The thematic peak of the novel, and perhaps its most telling structural metaphor, happens during a boat trip along a waterway connecting King’s Cross. Billy’s simmering jealousy finally boils over into outright hostility after she returns from a successful stint in Philadelphia.
“Are you boasting?” he said.
It took me a second to understand him.
“About America?” I replied.
He shook his head. “It doesn’t matter.”
He confesses that strangers in America wanted to see her, while his own father didn’t even want to see him. In an interesting counterpoint, they had just been listening to a piece by the avant-garde composer Julius Eastman. The narrator describes the piece as atonal, containing unpredictable dissonances: an ensemble of ten cellos that begin by playing the exact same line of music, only to eventually diverge into a chaotic counterpoint while remaining harmonically related. It is a masterful bit of foreshadowing for the couple’s relationship: two artists unable to extricate themselves from each other due to their shared creative frequencies, yet diverging wildly in their trajectories.

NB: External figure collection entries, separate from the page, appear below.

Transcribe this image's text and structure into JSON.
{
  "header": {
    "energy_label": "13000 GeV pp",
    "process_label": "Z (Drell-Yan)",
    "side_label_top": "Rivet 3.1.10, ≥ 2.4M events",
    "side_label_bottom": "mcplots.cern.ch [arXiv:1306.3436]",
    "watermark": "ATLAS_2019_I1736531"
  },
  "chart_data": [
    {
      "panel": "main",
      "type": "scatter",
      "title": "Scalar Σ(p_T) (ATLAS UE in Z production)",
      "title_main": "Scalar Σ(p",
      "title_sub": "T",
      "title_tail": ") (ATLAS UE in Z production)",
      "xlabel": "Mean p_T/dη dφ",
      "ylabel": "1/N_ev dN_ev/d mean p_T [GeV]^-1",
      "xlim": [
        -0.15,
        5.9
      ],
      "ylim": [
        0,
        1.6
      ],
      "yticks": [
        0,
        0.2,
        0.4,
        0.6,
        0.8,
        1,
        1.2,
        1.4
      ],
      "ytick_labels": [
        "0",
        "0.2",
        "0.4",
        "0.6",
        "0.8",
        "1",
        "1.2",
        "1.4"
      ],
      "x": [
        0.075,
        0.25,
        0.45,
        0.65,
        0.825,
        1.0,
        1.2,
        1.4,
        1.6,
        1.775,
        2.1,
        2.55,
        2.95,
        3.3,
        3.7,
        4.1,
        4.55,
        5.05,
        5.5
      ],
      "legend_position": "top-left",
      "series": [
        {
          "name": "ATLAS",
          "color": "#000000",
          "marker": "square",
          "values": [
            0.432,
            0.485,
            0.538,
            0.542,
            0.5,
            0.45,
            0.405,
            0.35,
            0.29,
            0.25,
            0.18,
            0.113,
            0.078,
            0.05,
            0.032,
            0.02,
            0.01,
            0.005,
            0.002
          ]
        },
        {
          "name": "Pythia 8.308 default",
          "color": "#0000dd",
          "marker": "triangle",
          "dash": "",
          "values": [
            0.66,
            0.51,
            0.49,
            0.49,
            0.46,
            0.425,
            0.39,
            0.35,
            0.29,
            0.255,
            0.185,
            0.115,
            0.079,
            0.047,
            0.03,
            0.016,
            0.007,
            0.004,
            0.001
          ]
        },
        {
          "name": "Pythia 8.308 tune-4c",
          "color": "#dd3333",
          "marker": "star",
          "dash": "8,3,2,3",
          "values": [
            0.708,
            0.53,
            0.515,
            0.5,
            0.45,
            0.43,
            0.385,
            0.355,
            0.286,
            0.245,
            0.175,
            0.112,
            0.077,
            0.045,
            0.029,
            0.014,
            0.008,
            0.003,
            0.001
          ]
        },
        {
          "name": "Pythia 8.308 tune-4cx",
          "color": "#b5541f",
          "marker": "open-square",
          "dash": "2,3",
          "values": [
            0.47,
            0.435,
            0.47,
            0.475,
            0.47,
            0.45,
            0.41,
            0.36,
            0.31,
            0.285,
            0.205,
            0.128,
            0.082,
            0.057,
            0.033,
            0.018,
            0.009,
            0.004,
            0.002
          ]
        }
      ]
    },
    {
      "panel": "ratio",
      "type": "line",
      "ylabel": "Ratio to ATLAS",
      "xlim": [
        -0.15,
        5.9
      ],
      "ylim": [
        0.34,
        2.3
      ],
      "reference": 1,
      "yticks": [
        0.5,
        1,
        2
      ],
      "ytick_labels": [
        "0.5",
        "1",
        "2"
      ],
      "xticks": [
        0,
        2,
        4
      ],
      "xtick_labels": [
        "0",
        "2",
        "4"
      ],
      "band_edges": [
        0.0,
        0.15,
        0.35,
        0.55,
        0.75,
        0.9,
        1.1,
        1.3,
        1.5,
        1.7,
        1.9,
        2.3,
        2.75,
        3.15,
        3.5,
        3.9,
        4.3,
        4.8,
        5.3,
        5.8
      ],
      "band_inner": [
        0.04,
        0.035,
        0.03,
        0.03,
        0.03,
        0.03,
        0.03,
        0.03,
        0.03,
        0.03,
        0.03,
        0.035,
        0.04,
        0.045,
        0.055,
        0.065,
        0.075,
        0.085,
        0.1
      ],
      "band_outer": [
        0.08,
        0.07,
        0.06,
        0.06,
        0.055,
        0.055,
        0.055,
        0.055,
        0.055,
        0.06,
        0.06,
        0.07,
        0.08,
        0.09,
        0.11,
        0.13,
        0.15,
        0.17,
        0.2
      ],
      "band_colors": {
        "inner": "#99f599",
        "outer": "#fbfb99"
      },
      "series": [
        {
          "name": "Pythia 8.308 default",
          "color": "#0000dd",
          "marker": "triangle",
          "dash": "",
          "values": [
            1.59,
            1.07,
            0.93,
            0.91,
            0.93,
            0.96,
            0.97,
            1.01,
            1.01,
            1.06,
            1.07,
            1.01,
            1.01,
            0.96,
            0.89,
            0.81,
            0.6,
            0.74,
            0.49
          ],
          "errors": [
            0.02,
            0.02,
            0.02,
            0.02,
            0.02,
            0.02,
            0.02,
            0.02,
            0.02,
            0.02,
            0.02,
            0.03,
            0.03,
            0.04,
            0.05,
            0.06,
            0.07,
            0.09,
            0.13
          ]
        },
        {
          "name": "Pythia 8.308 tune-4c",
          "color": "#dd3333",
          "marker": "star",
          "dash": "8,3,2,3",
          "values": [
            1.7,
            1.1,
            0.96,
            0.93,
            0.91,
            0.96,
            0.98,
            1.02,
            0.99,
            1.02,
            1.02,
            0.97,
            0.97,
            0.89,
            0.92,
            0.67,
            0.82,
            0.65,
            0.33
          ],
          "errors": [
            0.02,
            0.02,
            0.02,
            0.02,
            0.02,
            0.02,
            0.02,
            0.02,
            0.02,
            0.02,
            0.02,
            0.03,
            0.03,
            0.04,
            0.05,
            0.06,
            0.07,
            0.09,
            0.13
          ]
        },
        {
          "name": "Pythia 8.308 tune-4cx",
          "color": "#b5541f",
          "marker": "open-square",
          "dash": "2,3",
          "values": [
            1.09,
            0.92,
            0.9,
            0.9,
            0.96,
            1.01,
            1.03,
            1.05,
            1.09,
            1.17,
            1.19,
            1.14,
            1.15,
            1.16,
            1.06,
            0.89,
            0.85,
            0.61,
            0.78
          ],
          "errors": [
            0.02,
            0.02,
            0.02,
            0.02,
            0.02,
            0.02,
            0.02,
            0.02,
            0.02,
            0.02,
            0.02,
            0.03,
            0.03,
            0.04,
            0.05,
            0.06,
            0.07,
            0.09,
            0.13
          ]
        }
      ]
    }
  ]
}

As an aside, coming across this passage sent me down a rabbit hole, ending up with me watching a YouTube documentary on the tragic erasure of Julius Eastman from music history: a fascinating, if sobering, real-world parallel to the novel’s themes of whose art gets remembered and whose gets marginalized.
Also, this scene struck me as particularly humorous, having been in London for a conference this past December and making not a few detours through the King’s Cross area. Admittedly I was there for a very short time, and throughout was constantly shuttling from one tourist spot to another, trying to see as much as I could in between breaks from the conference, but I somehow completely missed the fact that there was a navigable body of water anywhere nearby. As it turns out, the Regent’s Canal runs right behind the station, an entire aquatic artery hidden just out of sight from the usual commuter rush.
But back to the book, following the death of Billy’s father, the couple moves to Spain, and the narrator suffers what she insists is a “panic attack,” though others view it differently:
“That was his word, even though I’d told him it was a panic attack. He continued to use that word even after I corrected him, and many other people also used their own words to describe what had happened, but I did not recognise these words, could not tie them to myself.”
Following this incident, the narrator transitions from merely self-absorbed to outright insufferable. It is as if she expects the entire world to stand in moral attention to her suffering, becoming furious when people refuse to walk on eggshells in her presence. I suppose this trajectory was incoming from the very beginning, but it makes the final act of the book an incredibly grueling read.
The Cellist is not a book I would recommend to someone looking for a breezy, romanticized take on the life of a musician. It is a challenging, claustrophobic text that demands you sit inside the head of a narrator who refuses to give you the full picture, and who might just be impossible to like. But as a dissection of how ambition and jealousy can curdle a romance, and how the pursuit of high art can isolate us from the basic humanness of those around us, Atkins has delivered a debut that, for better or worse, is very hard to forget.